14. Walking in The Wind

93.7K 6K 541
                                    

Entah ini kebetulan atau tidak, Rafael kembali bertemu dengan Abigail setelah empat hari mereka putus hubungan. Lebih tepatnya, Rafael melihat Abigail tengah berdiri di ruang tunggu bandara. Dan melihat koper besar yang berada di samping Abigail, sepertinya wanita itu akan pergi jauh.

"Abs..." panggil Rafael yang membuat Abigail menoleh.

Rafael bisa melihat Abigail tersenyum canggung padanya sebelum membalas ucapannya, "Hai, Raf.." Tidak ada panggilan El lagi, hanya Raf. Dan itu sudah cukup menjelaskan jika Abigail telah menerima hubungan mereka yang telah berakhir.

"Bagaimana kakimu?" tanya Abigail perhatian. Rafael melirik kakinya yang masih di gips sebelum membalas ucapan Abigail, "Sudah mendingan..." jawab Rafael sembari tersenyum kecil. Memang kaki Rafael telah agak membaik, tetapi lelaki itu masih harus menggunakan tongkat sebagai penyangganya.

Rafael menatap Abigail yang tampak terdiam setelah itu. Membuat Rafael menyadari jika hanya ada kecanggungan di antara mereka berdua sekarang. Tidak ada lagi pembicaraan hangat seperti yang terjadi sebelum-sebelum ini. Dan yah, Rafael menyadari jika itu memang salahnya. Dia yang telah menyakiti hati wanita sebaik Abigail.

Dia yang bersalah.

"Kau kan pergi kemana?" tanya Rafael berbasa-basi. Penerbangannya masih setengah jam lagi, dan daripada menunggu sendiri, ia pikir berbicang dengan Abigail tidak akan ada salahnya.

"Rusia..." jawab Abigail dengan nada sedih. Mata biru wanita itu menatap tidak rela pada Rafael sebelum mengalihkan pandangannya cepat. Rafael bisa melihat itu dan ia lebih memilih mengabaikannya.

Sudah cukup ia menyakiti hati Abigail dengan harapan semu yang ia berikan. Saat ini ia tidak boleh membuat harapan-harapan kosong hanya untuk menyenangkan Abigail sesaat. Itu tidak boleh.

"Rusia? Untuk apa?" tanya Rafael penasaran. Karena yang ia tahu, Abigail tidak mempunyai keluarga lagi.

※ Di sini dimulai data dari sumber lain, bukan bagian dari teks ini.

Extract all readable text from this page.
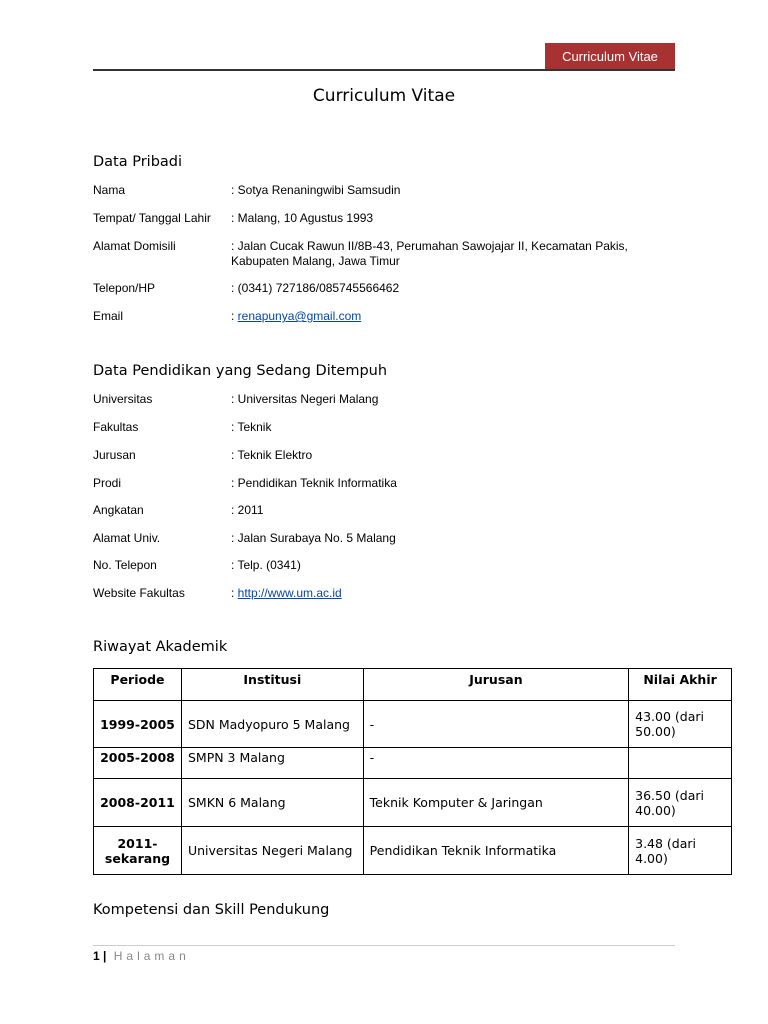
Curriculum Vitae
Curriculum Vitae
Data Pribadi
Nama	: Sotya Renaningwibi Samsudin
Tempat/ Tanggal Lahir : Malang, 10 Agustus 1993
Alamat Domisili	: Jalan Cucak Rawun II/8B-43, Perumahan Sawojajar II, Kecamatan Pakis,
Kabupaten Malang, Jawa Timur
Telepon/HP	: (0341) 727186/085745566462
Email	: renapunya@gmail.com
Data Pendidikan yang Sedang Ditempuh
Universitas	: Universitas Negeri Malang
Fakultas	: Teknik
Jurusan	: Teknik Elektro
Prodi	: Pendidikan Teknik Informatika
Angkatan	: 2011
Alamat Univ.	: Jalan Surabaya No. 5 Malang
No. Telepon	: Telp. (0341)
Website Fakultas	: http://www.um.ac.id
Riwayat Akademik
Periode	Institusi	Jurusan	Nilai Akhir
1999-2005	SDN Madyopuro 5 Malang	-	43.00 (dari 50.00)
2005-2008	SMPN 3 Malang	-	
2008-2011	SMKN 6 Malang	Teknik Komputer & Jaringan	36.50 (dari 40.00)
2011-sekarang	Universitas Negeri Malang	Pendidikan Teknik Informatika	3.48 (dari 4.00)
Kompetensi dan Skill Pendukung
1 | Halaman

Jadi untuk apa wanita itu pergi ke negara yang menganut paham komunis itu?

"Untuk apa?" ucap Abigail mengulang pertanyaan Rafael.

"Memenuhi permintaan Tuan Jason Stevano, pastinya. Atau dia akan membuatku kehilangan nyawa," kekeh Abigail seolah ucapannya hanya candaan garing tidak penting.

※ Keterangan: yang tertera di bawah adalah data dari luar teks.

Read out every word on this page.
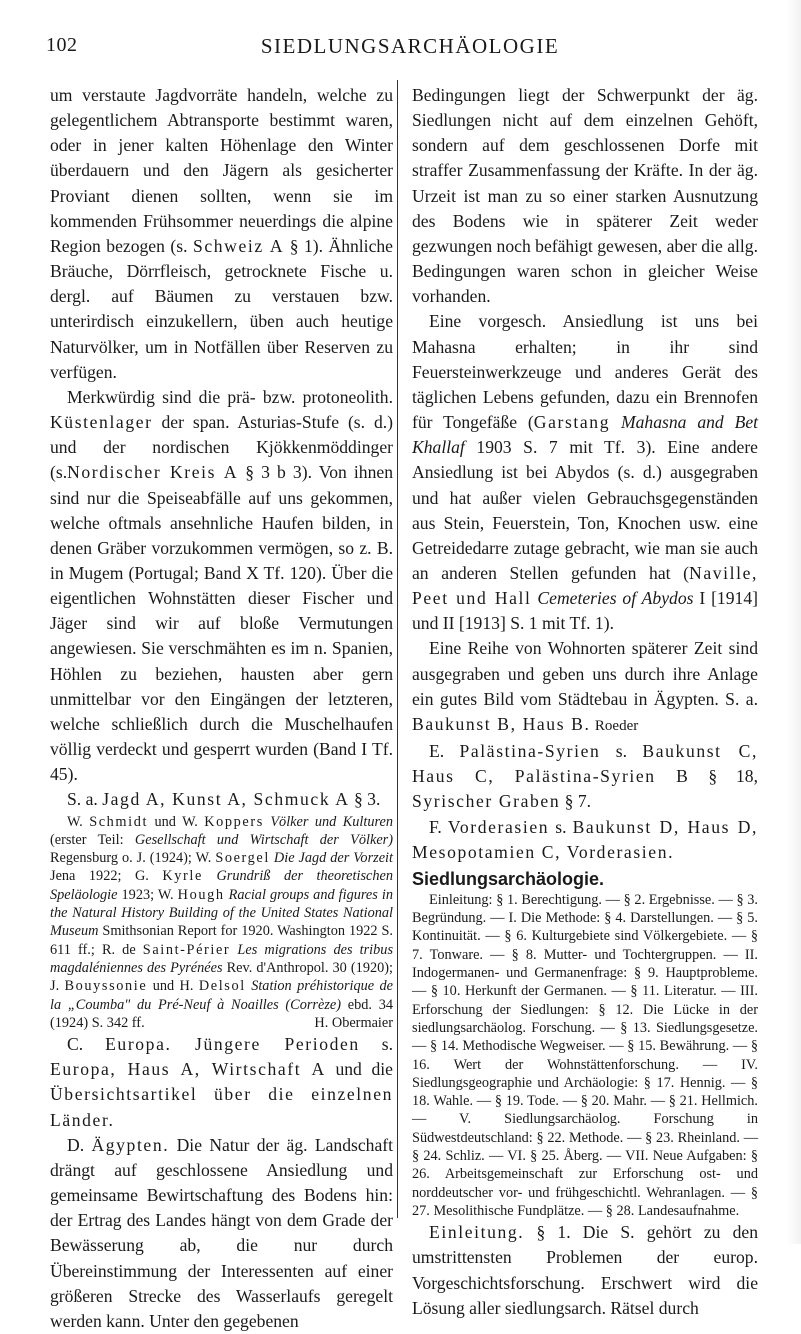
102	SIEDLUNGSARCHÄOLOGIE

um verstaute Jagdvorräte handeln, welche zu gelegentlichem Abtransporte bestimmt waren, oder in jener kalten Höhenlage den Winter überdauern und den Jägern als gesicherter Proviant dienen sollten, wenn sie im kommenden Frühsommer neuerdings die alpine Region bezogen (s. Schweiz A § 1). Ähnliche Bräuche, Dörrfleisch, getrocknete Fische u. dergl. auf Bäumen zu verstauen bzw. unterirdisch einzukellern, üben auch heutige Naturvölker, um in Notfällen über Reserven zu verfügen.

Merkwürdig sind die prä- bzw. protoneolith. Küstenlager der span. Asturias-Stufe (s. d.) und der nordischen Kjökkenmöddinger (s.Nordischer Kreis A § 3 b 3). Von ihnen sind nur die Speiseabfälle auf uns gekommen, welche oftmals ansehnliche Haufen bilden, in denen Gräber vorzukommen vermögen, so z. B. in Mugem (Portugal; Band X Tf. 120). Über die eigentlichen Wohnstätten dieser Fischer und Jäger sind wir auf bloße Vermutungen angewiesen. Sie verschmähten es im n. Spanien, Höhlen zu beziehen, hausten aber gern unmittelbar vor den Eingängen der letzteren, welche schließlich durch die Muschelhaufen völlig verdeckt und gesperrt wurden (Band I Tf. 45).

S. a. Jagd A, Kunst A, Schmuck A § 3.

W. Schmidt und W. Koppers Völker und Kulturen (erster Teil: Gesellschaft und Wirtschaft der Völker) Regensburg o. J. (1924); W. Soergel Die Jagd der Vorzeit Jena 1922; G. Kyrle Grundriß der theoretischen Speläologie 1923; W. Hough Racial groups and figures in the Natural History Building of the United States National Museum Smithsonian Report for 1920. Washington 1922 S. 611 ff.; R. de Saint-Périer Les migrations des tribus magdaléniennes des Pyrénées Rev. d'Anthropol. 30 (1920); J. Bouyssonie und H. Delsol Station préhistorique de la „Coumba" du Pré-Neuf à Noailles (Corrèze) ebd. 34 (1924) S. 342 ff.	H. Obermaier

C. Europa. Jüngere Perioden s. Europa, Haus A, Wirtschaft A und die Übersichtsartikel über die einzelnen Länder.

D. Ägypten. Die Natur der äg. Landschaft drängt auf geschlossene Ansiedlung und gemeinsame Bewirtschaftung des Bodens hin: der Ertrag des Landes hängt von dem Grade der Bewässerung ab, die nur durch Übereinstimmung der Interessenten auf einer größeren Strecke des Wasserlaufs geregelt werden kann. Unter den gegebenen

Bedingungen liegt der Schwerpunkt der äg. Siedlungen nicht auf dem einzelnen Gehöft, sondern auf dem geschlossenen Dorfe mit straffer Zusammenfassung der Kräfte. In der äg. Urzeit ist man zu so einer starken Ausnutzung des Bodens wie in späterer Zeit weder gezwungen noch befähigt gewesen, aber die allg. Bedingungen waren schon in gleicher Weise vorhanden.

Eine vorgesch. Ansiedlung ist uns bei Mahasna erhalten; in ihr sind Feuersteinwerkzeuge und anderes Gerät des täglichen Lebens gefunden, dazu ein Brennofen für Tongefäße (Garstang Mahasna and Bet Khallaf 1903 S. 7 mit Tf. 3). Eine andere Ansiedlung ist bei Abydos (s. d.) ausgegraben und hat außer vielen Gebrauchsgegenständen aus Stein, Feuerstein, Ton, Knochen usw. eine Getreidedarre zutage gebracht, wie man sie auch an anderen Stellen gefunden hat (Naville, Peet und Hall Cemeteries of Abydos I [1914] und II [1913] S. 1 mit Tf. 1).

Eine Reihe von Wohnorten späterer Zeit sind ausgegraben und geben uns durch ihre Anlage ein gutes Bild vom Städtebau in Ägypten. S. a. Baukunst B, Haus B. Roeder

E. Palästina-Syrien s. Baukunst C, Haus C, Palästina-Syrien B § 18, Syrischer Graben § 7.

F. Vorderasien s. Baukunst D, Haus D, Mesopotamien C, Vorderasien.

Siedlungsarchäologie.

Einleitung: § 1. Berechtigung. — § 2. Ergebnisse. — § 3. Begründung. — I. Die Methode: § 4. Darstellungen. — § 5. Kontinuität. — § 6. Kulturgebiete sind Völkergebiete. — § 7. Tonware. — § 8. Mutter- und Tochtergruppen. — II. Indogermanen- und Germanenfrage: § 9. Hauptprobleme. — § 10. Herkunft der Germanen. — § 11. Literatur. — III. Erforschung der Siedlungen: § 12. Die Lücke in der siedlungsarchäolog. Forschung. — § 13. Siedlungsgesetze. — § 14. Methodische Wegweiser. — § 15. Bewährung. — § 16. Wert der Wohnstättenforschung. — IV. Siedlungsgeographie und Archäologie: § 17. Hennig. — § 18. Wahle. — § 19. Tode. — § 20. Mahr. — § 21. Hellmich. — V. Siedlungsarchäolog. Forschung in Südwestdeutschland: § 22. Methode. — § 23. Rheinland. — § 24. Schliz. — VI. § 25. Åberg. — VII. Neue Aufgaben: § 26. Arbeitsgemeinschaft zur Erforschung ost- und norddeutscher vor- und frühgeschichtl. Wehranlagen. — § 27. Mesolithische Fundplätze. — § 28. Landesaufnahme.

Einleitung. § 1. Die S. gehört zu den umstrittensten Problemen der europ. Vorgeschichtsforschung. Erschwert wird die Lösung aller siedlungsarch. Rätsel durch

Rafael mengerutkan kening, "Uncle Jason?" tanyanya. Melihat Abigail menganggukkan kepalanya Rafael menghembuskan napas gusar.

Jason Stevano memang tidak akan pernah bisa melihat putrinya gusar. Jadi kejadian seperti ini terlihat wajar di mata Rafael. Tetapi yang membuat Rafael tidak senang, kenapa harus dengan cara seperti ini? Apakah mereka semua tidak percaya padanya sama sekali?

"Kau tidak perlu menuruti kemauannya, Abs... Lagipula kita sudah tidak memiliki hubungan apa-apa... Jadi dia tidak memiliki alasan sama sekali untuk membuatmu pergi dari sini..." Dengus Rafael dengan nada tidak suka.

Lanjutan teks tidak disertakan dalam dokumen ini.